Leading off against Astros starter Gerrit Cole, Betts worked a 3-1 count before lacing a 96-mph fastball off the center-field wall for a double. He’d come around to score the Red Sox’s first run on an Andrew Benintendi single one batter later.

“He was able to stay in the middle of the ballpark, and it was good,” Cora said. “And I saw him smiling, which is always good.”

Betts would later draw a walk in the seventh and come around to score by making a great read on a passed ball. In the eighth, his RBI double to center field padded the Sox’s lead. After the game, Betts deferred credit.

“I just go out and do what I can to help the team win,” he said. “Try to be consistent in having some good at-bats, and getting some timely hits and whatnot.
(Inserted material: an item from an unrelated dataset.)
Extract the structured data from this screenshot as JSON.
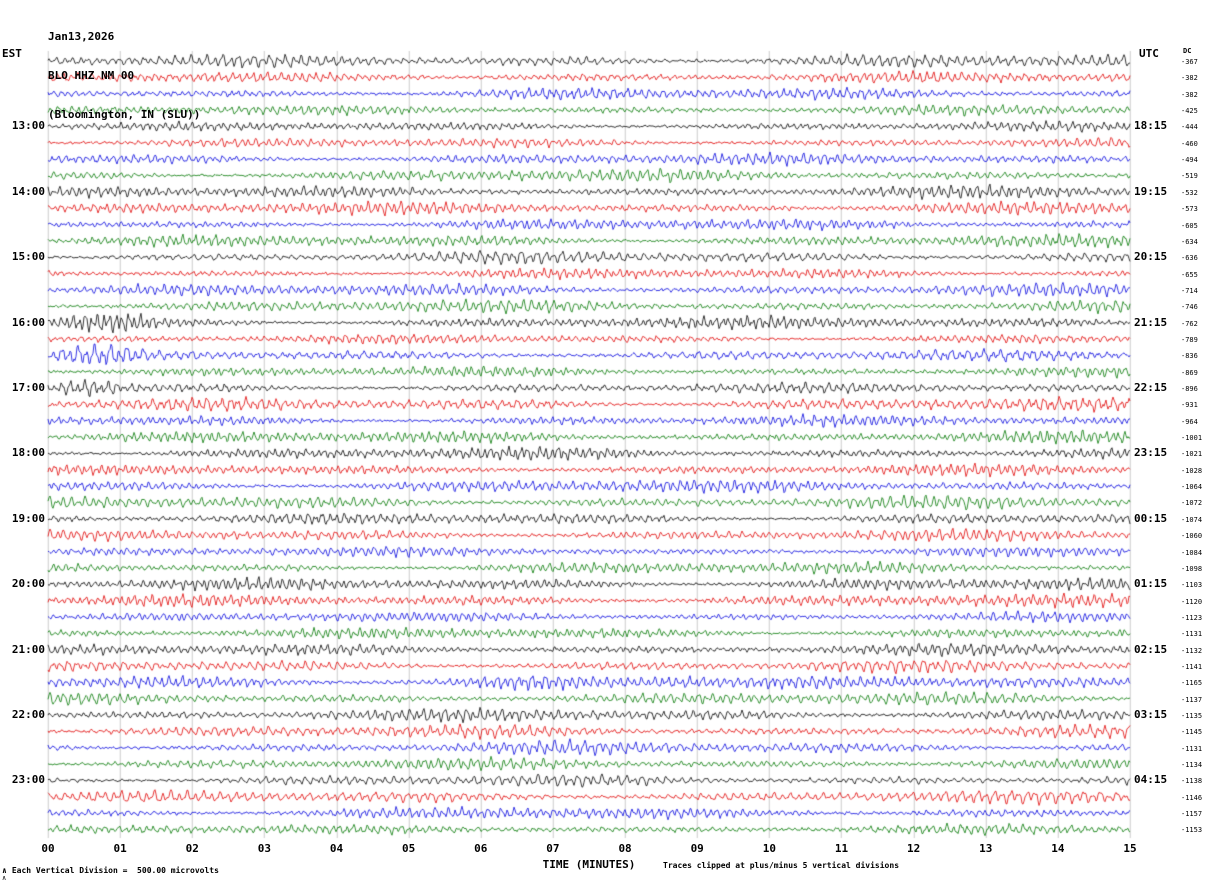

But it’s not just me – we’ve got 25 guys out there.”

David Price, the Red Sox starter in the game, was a bit more eager to sing Betts’ praises.

“He’s Mookie Betts,” Price said. “He’s the MVP of our team. He’s the MVP of baseball. He means a great deal for us.”
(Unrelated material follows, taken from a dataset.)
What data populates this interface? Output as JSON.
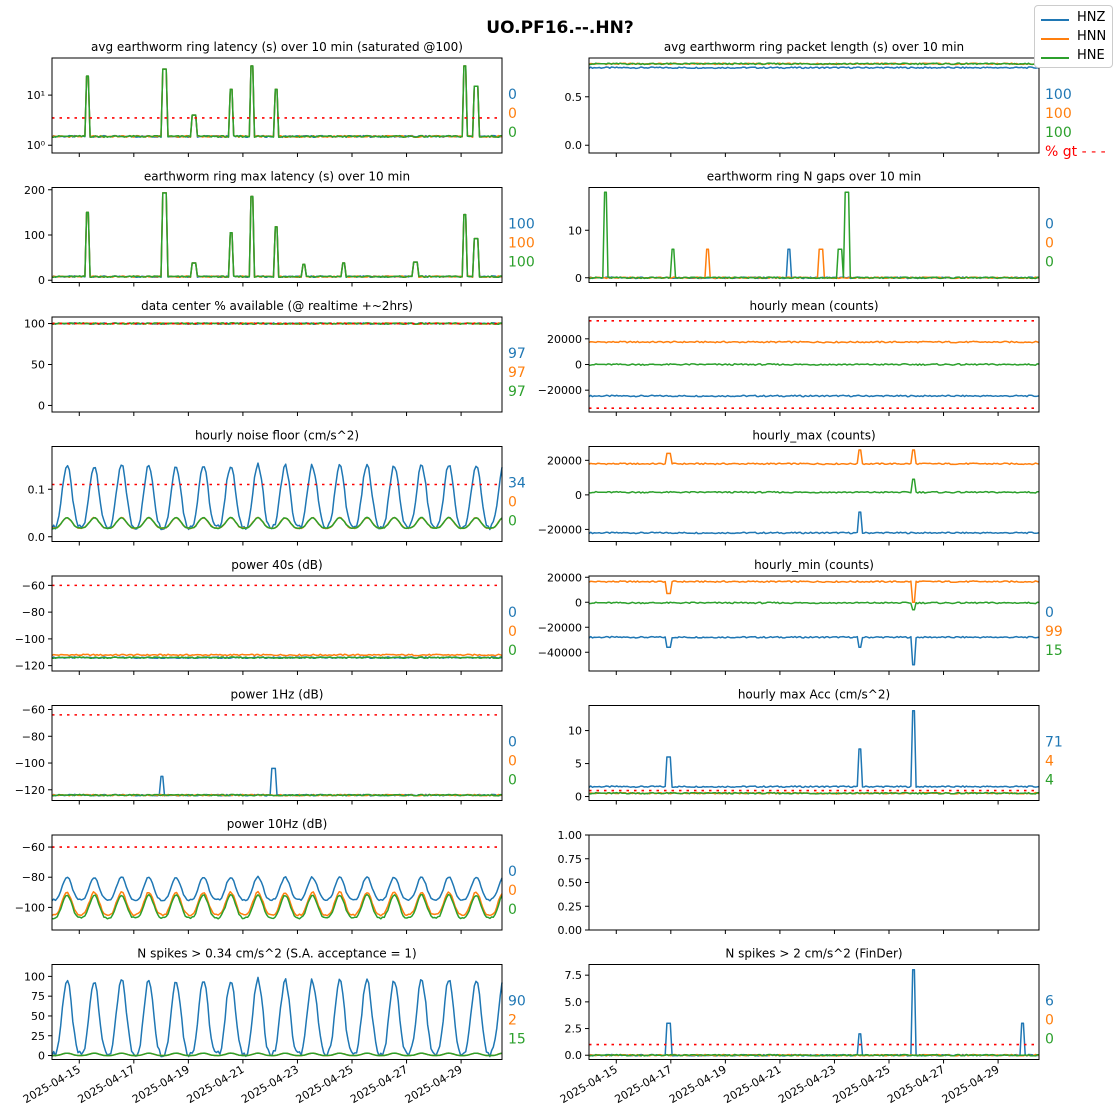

More: Red Sox capitalize on key hits, bullpen stops leaks in ALCS Game 2

More: David Price still struggles, but does enough to help Red Sox win

If the Sox’s come-from-behind win Sunday got Betts smiling, his performance should have his teammates beaming: Betts, playing at his best, is too good to be neutralized by even an elite pitching staff like the Astros’, a gifted contact hitter with patience, power and speed, and a huge part of why the Boston club won 108 games in the regular season.

“We went out and did our thing,” Betts said. “We have some good bats in our lineup, and I think when that lineup is extended and you start getting guys on base throughout the whole lineup, it makes for a long day for the pitcher.”